Chalcopyrite from 13 worldwide representative Ni-Cu sulfide and Reef-type PGE deposits were investigated using laser ablation-inductively coupled plasma-mass spectrometry (LA-ICP-MS) to evaluate its potential as an indicator mineral for exploration. Trace element data were investigated with PLS-DA (partial least square-discriminant analysis) which, combined with discriminant binary diagrams, allows identification of geochemical criteria for discrimination of deposit type (Ni-Cu sulfide vs. Reef-type PGE) and ore type (Cu-rich vs. Fe-rich). A first PLS-DA model (using Bi, In, Se Sn and Te ) discriminates chalcopyrite by deposit type; those from Reef-type PGE have higher Se relative to Ni-Cu sulfide deposits, as a result of higher R factors, whereas chalcopyrite from Ni-Cu sulfide deposits is higher in Te, Bi and Sb. Platinum Group Mineral (PGM) crystallization in Reef-type PGE deposits typically deplete Te, Bi and Sb in co-existing chalcopyrite, enhancing the differences between these two deposit types.

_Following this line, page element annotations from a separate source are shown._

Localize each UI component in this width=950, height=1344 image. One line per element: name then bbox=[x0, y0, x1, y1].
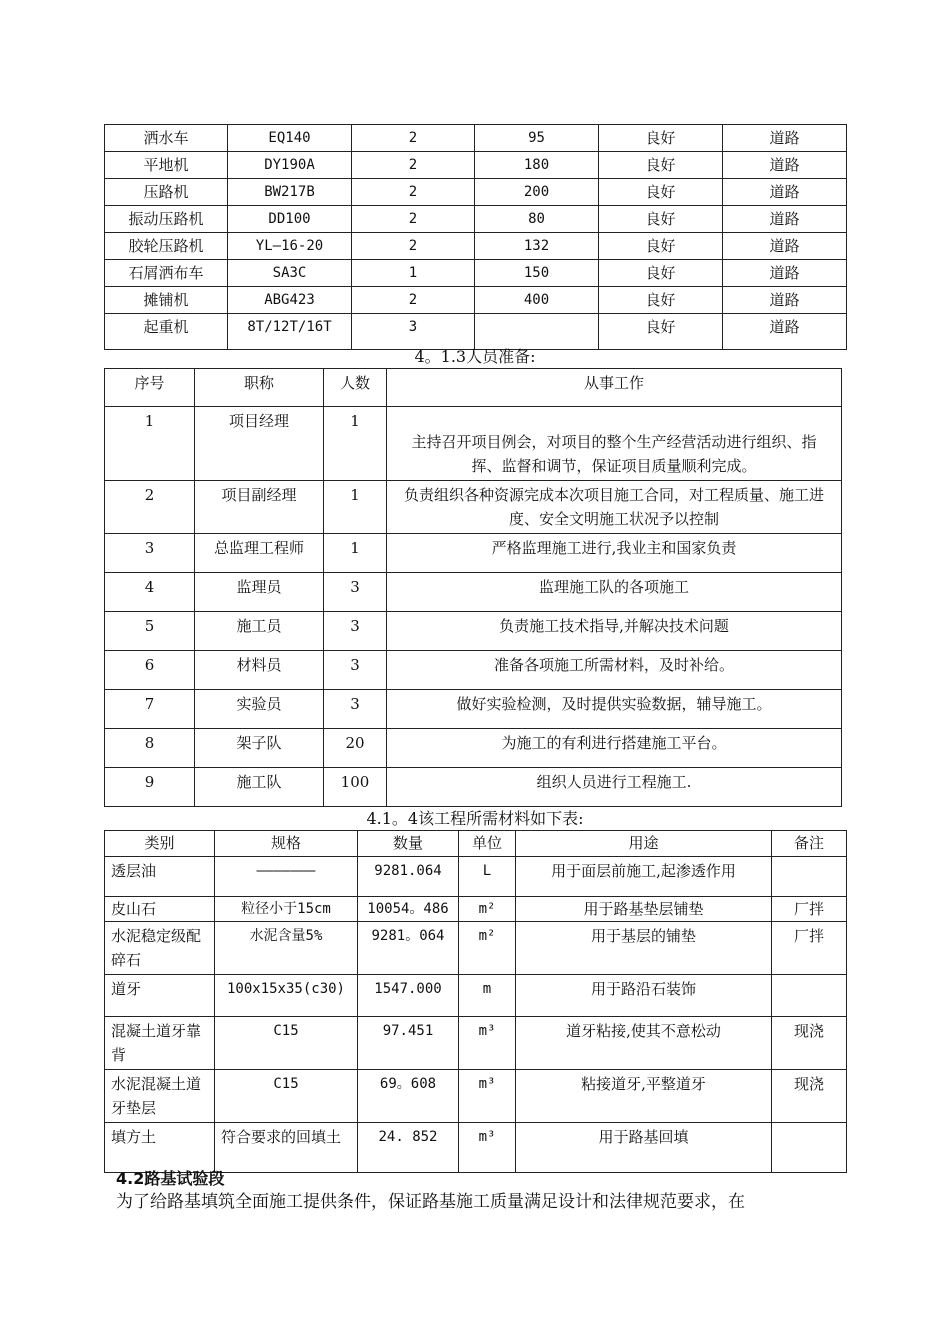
table-row bbox=[105, 287, 847, 314]
material-category: 皮山石 bbox=[105, 897, 215, 922]
staff-count: 1 bbox=[324, 407, 387, 481]
staff-title: 施工员 bbox=[195, 612, 324, 651]
equipment-name: 胶轮压路机 bbox=[105, 233, 228, 260]
material-usage: 道牙粘接,使其不意松动 bbox=[516, 1017, 772, 1070]
equipment-count: 2 bbox=[352, 152, 475, 179]
table-row bbox=[105, 1123, 847, 1173]
staff-number: 2 bbox=[105, 481, 195, 534]
column-header: 用途 bbox=[516, 831, 772, 857]
equipment-usage: 道路 bbox=[723, 125, 847, 152]
staff-number: 6 bbox=[105, 651, 195, 690]
equipment-condition: 良好 bbox=[599, 260, 723, 287]
staff-number: 3 bbox=[105, 534, 195, 573]
column-header: 备注 bbox=[772, 831, 847, 857]
equipment-usage: 道路 bbox=[723, 260, 847, 287]
table-row bbox=[105, 206, 847, 233]
material-unit: m bbox=[459, 975, 516, 1017]
equipment-name: 压路机 bbox=[105, 179, 228, 206]
table-row bbox=[105, 152, 847, 179]
table-row bbox=[105, 534, 842, 573]
staff-duty: 做好实验检测，及时提供实验数据，辅导施工。 bbox=[387, 690, 842, 729]
equipment-model: DD100 bbox=[228, 206, 352, 233]
equipment-name: 洒水车 bbox=[105, 125, 228, 152]
staff-duty: 严格监理施工进行,我业主和国家负责 bbox=[387, 534, 842, 573]
equipment-usage: 道路 bbox=[723, 152, 847, 179]
equipment-model: 8T/12T/16T bbox=[228, 314, 352, 350]
column-header: 人数 bbox=[324, 369, 387, 407]
material-category: 水泥混凝土道牙垫层 bbox=[105, 1070, 215, 1123]
material-quantity: 10054。486 bbox=[358, 897, 459, 922]
table-header-row bbox=[105, 369, 842, 407]
equipment-condition: 良好 bbox=[599, 287, 723, 314]
equipment-count: 2 bbox=[352, 233, 475, 260]
staff-count: 20 bbox=[324, 729, 387, 768]
material-category: 道牙 bbox=[105, 975, 215, 1017]
equipment-model: EQ140 bbox=[228, 125, 352, 152]
equipment-model: DY190A bbox=[228, 152, 352, 179]
material-spec: 100x15x35(c30) bbox=[215, 975, 358, 1017]
material-category: 填方土 bbox=[105, 1123, 215, 1173]
material-spec: 水泥含量5% bbox=[215, 922, 358, 975]
staff-duty: 组织人员进行工程施工. bbox=[387, 768, 842, 807]
equipment-power: 200 bbox=[475, 179, 599, 206]
staff-duty: 主持召开项目例会，对项目的整个生产经营活动进行组织、指挥、监督和调节，保证项目质量顺利完成。 bbox=[387, 407, 842, 481]
material-note bbox=[772, 857, 847, 897]
table-row bbox=[105, 857, 847, 897]
table-row bbox=[105, 233, 847, 260]
equipment-model: ABG423 bbox=[228, 287, 352, 314]
material-usage: 用于路基回填 bbox=[516, 1123, 772, 1173]
column-header: 单位 bbox=[459, 831, 516, 857]
table-row bbox=[105, 897, 847, 922]
table-row bbox=[105, 179, 847, 206]
table-row bbox=[105, 407, 842, 481]
table-row bbox=[105, 612, 842, 651]
material-quantity: 24. 852 bbox=[358, 1123, 459, 1173]
equipment-usage: 道路 bbox=[723, 233, 847, 260]
table-row bbox=[105, 481, 842, 534]
material-usage: 用于路沿石装饰 bbox=[516, 975, 772, 1017]
equipment-condition: 良好 bbox=[599, 314, 723, 350]
staff-number: 7 bbox=[105, 690, 195, 729]
equipment-power: 95 bbox=[475, 125, 599, 152]
equipment-table bbox=[104, 124, 847, 350]
material-spec: 粒径小于15cm bbox=[215, 897, 358, 922]
equipment-power: 150 bbox=[475, 260, 599, 287]
material-unit: m² bbox=[459, 897, 516, 922]
equipment-power: 180 bbox=[475, 152, 599, 179]
material-quantity: 97.451 bbox=[358, 1017, 459, 1070]
staff-number: 5 bbox=[105, 612, 195, 651]
staff-number: 1 bbox=[105, 407, 195, 481]
equipment-name: 摊铺机 bbox=[105, 287, 228, 314]
material-quantity: 9281。064 bbox=[358, 922, 459, 975]
material-unit: m³ bbox=[459, 1123, 516, 1173]
equipment-count: 2 bbox=[352, 287, 475, 314]
staff-count: 1 bbox=[324, 534, 387, 573]
table-row bbox=[105, 573, 842, 612]
material-spec: C15 bbox=[215, 1070, 358, 1123]
material-category: 透层油 bbox=[105, 857, 215, 897]
column-header: 数量 bbox=[358, 831, 459, 857]
section-paragraph: 为了给路基填筑全面施工提供条件，保证路基施工质量满足设计和法律规范要求，在 bbox=[116, 1192, 745, 1212]
staff-caption: 4。1.3人员准备: bbox=[414, 347, 536, 366]
column-header: 类别 bbox=[105, 831, 215, 857]
material-spec: C15 bbox=[215, 1017, 358, 1070]
equipment-power: 80 bbox=[475, 206, 599, 233]
table-row bbox=[105, 314, 847, 350]
material-note: 厂拌 bbox=[772, 922, 847, 975]
staff-duty: 准备各项施工所需材料，及时补给。 bbox=[387, 651, 842, 690]
staff-count: 3 bbox=[324, 651, 387, 690]
equipment-power bbox=[475, 314, 599, 350]
equipment-name: 起重机 bbox=[105, 314, 228, 350]
equipment-usage: 道路 bbox=[723, 179, 847, 206]
material-unit: m³ bbox=[459, 1070, 516, 1123]
column-header: 规格 bbox=[215, 831, 358, 857]
equipment-model: BW217B bbox=[228, 179, 352, 206]
equipment-condition: 良好 bbox=[599, 233, 723, 260]
staff-duty: 监理施工队的各项施工 bbox=[387, 573, 842, 612]
staff-title: 材料员 bbox=[195, 651, 324, 690]
table-row bbox=[105, 922, 847, 975]
staff-title: 架子队 bbox=[195, 729, 324, 768]
staff-count: 3 bbox=[324, 690, 387, 729]
material-note: 厂拌 bbox=[772, 897, 847, 922]
material-usage: 用于面层前施工,起渗透作用 bbox=[516, 857, 772, 897]
equipment-count: 2 bbox=[352, 125, 475, 152]
equipment-name: 平地机 bbox=[105, 152, 228, 179]
staff-number: 9 bbox=[105, 768, 195, 807]
staff-number: 4 bbox=[105, 573, 195, 612]
material-unit: m³ bbox=[459, 1017, 516, 1070]
table-row bbox=[105, 1017, 847, 1070]
staff-title: 项目副经理 bbox=[195, 481, 324, 534]
staff-count: 100 bbox=[324, 768, 387, 807]
table-row bbox=[105, 651, 842, 690]
table-row bbox=[105, 690, 842, 729]
equipment-condition: 良好 bbox=[599, 152, 723, 179]
equipment-power: 132 bbox=[475, 233, 599, 260]
staff-duty: 负责组织各种资源完成本次项目施工合同，对工程质量、施工进度、安全文明施工状况予以控制 bbox=[387, 481, 842, 534]
equipment-count: 3 bbox=[352, 314, 475, 350]
equipment-power: 400 bbox=[475, 287, 599, 314]
material-quantity: 1547.000 bbox=[358, 975, 459, 1017]
material-quantity: 69。608 bbox=[358, 1070, 459, 1123]
material-spec: 符合要求的回填土 bbox=[215, 1123, 358, 1173]
equipment-usage: 道路 bbox=[723, 287, 847, 314]
staff-title: 施工队 bbox=[195, 768, 324, 807]
equipment-condition: 良好 bbox=[599, 125, 723, 152]
staff-title: 项目经理 bbox=[195, 407, 324, 481]
column-header: 职称 bbox=[195, 369, 324, 407]
table-row bbox=[105, 260, 847, 287]
staff-title: 总监理工程师 bbox=[195, 534, 324, 573]
material-usage: 粘接道牙,平整道牙 bbox=[516, 1070, 772, 1123]
material-usage: 用于路基垫层铺垫 bbox=[516, 897, 772, 922]
equipment-count: 2 bbox=[352, 179, 475, 206]
material-note: 现浇 bbox=[772, 1070, 847, 1123]
staff-count: 1 bbox=[324, 481, 387, 534]
material-unit: L bbox=[459, 857, 516, 897]
material-note bbox=[772, 975, 847, 1017]
material-unit: m² bbox=[459, 922, 516, 975]
table-row bbox=[105, 768, 842, 807]
table-row bbox=[105, 729, 842, 768]
table-row bbox=[105, 975, 847, 1017]
section-heading: 4.2路基试验段 bbox=[116, 1169, 225, 1188]
material-note bbox=[772, 1123, 847, 1173]
staff-count: 3 bbox=[324, 612, 387, 651]
table-header-row bbox=[105, 831, 847, 857]
material-note: 现浇 bbox=[772, 1017, 847, 1070]
equipment-model: SA3C bbox=[228, 260, 352, 287]
material-spec: ——————— bbox=[215, 857, 358, 897]
column-header: 序号 bbox=[105, 369, 195, 407]
equipment-name: 振动压路机 bbox=[105, 206, 228, 233]
equipment-count: 1 bbox=[352, 260, 475, 287]
staff-table bbox=[104, 368, 842, 807]
material-category: 水泥稳定级配碎石 bbox=[105, 922, 215, 975]
staff-count: 3 bbox=[324, 573, 387, 612]
materials-caption: 4.1。4该工程所需材料如下表: bbox=[366, 809, 584, 828]
table-row bbox=[105, 125, 847, 152]
material-category: 混凝土道牙靠背 bbox=[105, 1017, 215, 1070]
column-header: 从事工作 bbox=[387, 369, 842, 407]
equipment-usage: 道路 bbox=[723, 314, 847, 350]
staff-duty: 为施工的有利进行搭建施工平台。 bbox=[387, 729, 842, 768]
table-row bbox=[105, 1070, 847, 1123]
staff-title: 监理员 bbox=[195, 573, 324, 612]
equipment-name: 石屑洒布车 bbox=[105, 260, 228, 287]
equipment-usage: 道路 bbox=[723, 206, 847, 233]
materials-table bbox=[104, 830, 847, 1173]
staff-title: 实验员 bbox=[195, 690, 324, 729]
equipment-condition: 良好 bbox=[599, 206, 723, 233]
material-usage: 用于基层的铺垫 bbox=[516, 922, 772, 975]
equipment-condition: 良好 bbox=[599, 179, 723, 206]
equipment-model: YL—16-20 bbox=[228, 233, 352, 260]
equipment-count: 2 bbox=[352, 206, 475, 233]
staff-duty: 负责施工技术指导,并解决技术问题 bbox=[387, 612, 842, 651]
staff-number: 8 bbox=[105, 729, 195, 768]
material-quantity: 9281.064 bbox=[358, 857, 459, 897]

The second PLS-DA model (based on Sb, Se, Sn, Tl and Zn) discriminates by ore type, showing that chalcopyrite from Cu-rich samples is enriched in Sn, Se and Zn relative to Fe-rich/unzoned samples, mainly as a result of sulfide fractionation. Complementary discriminant diagrams Se/(Te+Bi) vs. Se and 2Zn/(3Se+5Sn) vs. Se are proposed to discriminate chalcopyrite by deposit type and ore type, respectively. This study demonstrates that the trace element composition of chalcopyrite enables its use as an indicator mineral for exploration.